Social media participation, in many ways, is a big “ask” for organizations to make of their employees. For many team members, the idea of using social media for business is very new. Additionally, some people prefer to keep their work and personal lives private. By asking or telling employees to participate in a social selling program, you may cause discomfort.
Instead, organizations should help team members see why social media participation is important. The goal is to help employees see that social selling isn’t a marketing ploy—it’s an investment in every employee’s online presence and industry reputation.
By participating in a social selling program, employees will build their professional identities and become more visible as leaders within their communities. The benefits your company receives will be a byproduct of the investment you make in them to become seen as the experts they already are.

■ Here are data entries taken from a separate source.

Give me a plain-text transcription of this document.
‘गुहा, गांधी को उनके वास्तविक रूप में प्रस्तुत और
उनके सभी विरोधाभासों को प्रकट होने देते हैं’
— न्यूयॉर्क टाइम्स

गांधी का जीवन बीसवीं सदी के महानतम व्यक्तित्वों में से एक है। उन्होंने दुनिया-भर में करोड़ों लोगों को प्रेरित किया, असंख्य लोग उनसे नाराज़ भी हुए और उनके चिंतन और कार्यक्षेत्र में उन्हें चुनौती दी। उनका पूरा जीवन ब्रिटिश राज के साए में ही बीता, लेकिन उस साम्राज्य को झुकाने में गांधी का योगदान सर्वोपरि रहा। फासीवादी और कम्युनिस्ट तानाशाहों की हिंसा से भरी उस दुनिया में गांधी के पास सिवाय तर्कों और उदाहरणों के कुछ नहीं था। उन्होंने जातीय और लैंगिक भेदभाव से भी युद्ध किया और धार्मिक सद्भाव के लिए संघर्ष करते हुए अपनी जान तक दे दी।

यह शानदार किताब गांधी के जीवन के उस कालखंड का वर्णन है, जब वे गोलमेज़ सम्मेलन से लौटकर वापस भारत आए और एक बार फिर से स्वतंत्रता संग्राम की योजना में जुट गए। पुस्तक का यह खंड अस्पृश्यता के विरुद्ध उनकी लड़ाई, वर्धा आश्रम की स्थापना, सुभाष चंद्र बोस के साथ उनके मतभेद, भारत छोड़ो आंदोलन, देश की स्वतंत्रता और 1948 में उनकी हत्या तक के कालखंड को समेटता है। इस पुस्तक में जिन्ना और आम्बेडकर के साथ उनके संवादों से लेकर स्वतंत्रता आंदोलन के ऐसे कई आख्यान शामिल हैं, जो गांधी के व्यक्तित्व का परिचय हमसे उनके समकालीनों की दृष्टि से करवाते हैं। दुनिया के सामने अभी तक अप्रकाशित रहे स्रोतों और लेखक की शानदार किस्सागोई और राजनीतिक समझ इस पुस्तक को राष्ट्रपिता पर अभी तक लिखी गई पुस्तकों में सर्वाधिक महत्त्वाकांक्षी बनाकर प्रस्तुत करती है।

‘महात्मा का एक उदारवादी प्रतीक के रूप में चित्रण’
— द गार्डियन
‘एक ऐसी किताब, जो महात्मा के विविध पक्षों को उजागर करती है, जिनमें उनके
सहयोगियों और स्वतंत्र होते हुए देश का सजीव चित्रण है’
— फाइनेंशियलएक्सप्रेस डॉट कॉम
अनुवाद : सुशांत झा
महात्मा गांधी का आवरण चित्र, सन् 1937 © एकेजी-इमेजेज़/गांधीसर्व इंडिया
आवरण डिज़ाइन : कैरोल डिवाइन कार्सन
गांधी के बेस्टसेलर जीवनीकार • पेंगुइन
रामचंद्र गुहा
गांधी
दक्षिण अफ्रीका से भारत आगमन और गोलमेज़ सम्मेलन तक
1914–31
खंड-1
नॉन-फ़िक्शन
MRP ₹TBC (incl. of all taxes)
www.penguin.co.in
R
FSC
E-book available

Make sure that every employee understands why social selling is important to them and their professional futures. As part of this process, it is important to clarify that program participation is optional.
Content drives social selling. The challenge, however, is that great content is often challenging to find. Your team members are busy and don’t have time to sift through interesting articles to share.
That’s where the marketing team can help: Curate lists of articles to recommend to your fellow employees. Create lists you can deploy on a regular basis so your team members have a continuous stream of information. Content can include blog posts and articles from your company’s content marketing team. More importantly, marketers and social selling program managers should focus on curating resources from a variety of reputable sources.
If your social selling program is too self-centered around your own content, your employees and their followers notice (and get annoyed). Solve this problem by empowering your employees with a diversity of options to share.